Minimally invasive surgery involves a one or two-incision technique where the length of the incisions is half those that are commonly used for conventional hip replacement surgeries. The one-incision surgical technique is commonly used for procedures that require less bone removal and involves an incision roughly 4 to 5 inches long. This incision is made either in the front or back of the hip. Other than the size of the incision, the technique for the actual replacement of the ball joint is the same as that in conventional surgery.
The two-inch surgical procedure involves making two incisions that usually don' exceed 2 1/2 inches in length. One incision provides access from the front of the hip to place the prosthesis, while another small incision is made to the back of the hip to facilitate placement of the ball component. This procedure also eliminates the need to cut through muscles and tendons.
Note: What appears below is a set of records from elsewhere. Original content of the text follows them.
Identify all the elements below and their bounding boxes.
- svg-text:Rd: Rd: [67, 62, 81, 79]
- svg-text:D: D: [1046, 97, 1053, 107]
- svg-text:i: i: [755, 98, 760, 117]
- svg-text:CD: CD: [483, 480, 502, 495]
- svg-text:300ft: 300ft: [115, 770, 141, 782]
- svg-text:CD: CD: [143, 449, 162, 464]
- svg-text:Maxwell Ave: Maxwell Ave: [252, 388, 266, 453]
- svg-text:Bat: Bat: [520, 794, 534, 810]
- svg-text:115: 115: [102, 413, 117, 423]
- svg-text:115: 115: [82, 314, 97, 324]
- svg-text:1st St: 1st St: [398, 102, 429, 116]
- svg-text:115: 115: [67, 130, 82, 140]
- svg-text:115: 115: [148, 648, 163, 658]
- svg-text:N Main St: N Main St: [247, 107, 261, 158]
This surgical technique comes with a higher rate of complications, so while minimally invasive, does has its drawbacks.
Hip resurfacing is a technique that replaces worn surfaces on the hip joint. Nothing is removed. This technique requires less bone to be removed than that involved in a hip replacement, and caters to physically active patients as well as those who are younger, with good bone health.
Hip replacement surgical procedures help to restore the range of movement and quality of life to those suffering from osteoarthritis or other degenerative bone diseases. Patients generally recuperate within a few weeks and may return to normal activities within six to eight weeks. Depending on health, physical stamina, and strength, many hip replacement surgery patients are able to fully recover their range of motion and movement within a couple of months.
Hip replacement surgical procedures may cost up to $43,000 in the United States. In Singapore and Thailand however, medical tourist patients may benefit from hip replacement surgical procedures that cost about $12,000. In India, the cost can range from about $9,000-$10,000.
An orthopedic surgeon will perform most hip placement procedures. Minimally invasive hip replacement techniques require great skill and orthopedic surgeons should be trained and experienced in this field. An orthopedic surgeon should be board certified in their country of origin, which is a result of passing exams that are often given one to two years after entering active practice. Board certification requires that surgeons continue to learn the latest techniques by attending continuing education seminars and training. Hip replacement requires that an orthopedic surgeon sub-specialize in joint replacement procedures and techniques for optimal results.